Shoot at the escape chopper? Grace calls you out with unique dialogue. On Leon’s motorbike, a roadside billboard reads “Learn to steer”—part tutorial, part self-aware jab. During reload animations, the flashlight tucks under Leon’s arm like a real cop’s, and empty mags get dropped while partial ones are kept. It’s Capcom’s way of showing off their attention to small details.

In a ruined basketball court, kick a head through the hoop and a prompt reprimands you: “No time for playing around.” Backtrack to Kendo’s shop and that “toy uncle” bobblehead is now headless, sporting the cryptic message “Just ignore A.” It seems like a cheeky nod to non-canon endings—until you realize it’s the first breadcrumb in a deeper mystery.

After the orphanage escape, grab the severed arm and run it through Grace’s analysis machine. Solve the interface puzzle, and the screen flashes “Let’s play” followed by G, A, U, C. Remember “Just ignore A”? That hint might be your key. U maps to 380,000, C to 4.2 light-years, and G lines up with the moon’s distance. Punching them into Rhodes Hill’s puzzle device yields nothing but disembodied laughter. To this day, no one knows what it means or where to dig next.

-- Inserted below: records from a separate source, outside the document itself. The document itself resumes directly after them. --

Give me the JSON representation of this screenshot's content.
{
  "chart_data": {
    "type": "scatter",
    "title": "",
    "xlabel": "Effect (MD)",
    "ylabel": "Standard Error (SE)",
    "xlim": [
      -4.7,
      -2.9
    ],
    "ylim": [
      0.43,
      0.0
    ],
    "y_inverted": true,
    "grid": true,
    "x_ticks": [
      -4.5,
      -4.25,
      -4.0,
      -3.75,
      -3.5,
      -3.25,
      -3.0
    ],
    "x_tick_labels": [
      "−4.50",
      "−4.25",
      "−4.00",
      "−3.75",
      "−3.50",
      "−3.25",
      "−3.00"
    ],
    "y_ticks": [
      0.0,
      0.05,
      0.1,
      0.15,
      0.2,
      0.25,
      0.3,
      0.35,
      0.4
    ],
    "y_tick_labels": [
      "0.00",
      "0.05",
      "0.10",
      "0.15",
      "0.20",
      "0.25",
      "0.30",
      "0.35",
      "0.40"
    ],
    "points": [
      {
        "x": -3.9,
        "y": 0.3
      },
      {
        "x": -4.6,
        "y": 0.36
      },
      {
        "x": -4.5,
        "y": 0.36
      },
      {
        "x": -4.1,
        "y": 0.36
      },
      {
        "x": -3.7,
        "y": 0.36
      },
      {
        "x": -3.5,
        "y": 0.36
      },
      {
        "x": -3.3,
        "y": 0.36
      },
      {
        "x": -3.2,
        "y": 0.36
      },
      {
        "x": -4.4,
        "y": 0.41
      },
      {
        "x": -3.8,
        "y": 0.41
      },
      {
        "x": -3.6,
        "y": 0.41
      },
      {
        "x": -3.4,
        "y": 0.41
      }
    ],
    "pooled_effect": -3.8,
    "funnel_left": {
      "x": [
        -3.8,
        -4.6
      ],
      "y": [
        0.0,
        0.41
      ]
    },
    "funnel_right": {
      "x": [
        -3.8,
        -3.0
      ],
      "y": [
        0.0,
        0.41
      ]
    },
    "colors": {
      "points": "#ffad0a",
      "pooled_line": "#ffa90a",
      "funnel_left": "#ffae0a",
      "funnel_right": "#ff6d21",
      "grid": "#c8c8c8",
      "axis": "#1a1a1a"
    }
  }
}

Resident Evil Requiem is more than a remake—it’s a meta-haunted museum that both celebrates and critiques the series’ quirks. From the frozen tanker outside RPD to the unsolved GAUC puzzle laughing back at you, each secret rewards attention, curiosity, and a willingness to squint at corners most players breeze past. Capcom doesn’t just ask you to survive Raccoon City again—they want you to remember, reconsider, and keep theorizing long after the credits roll.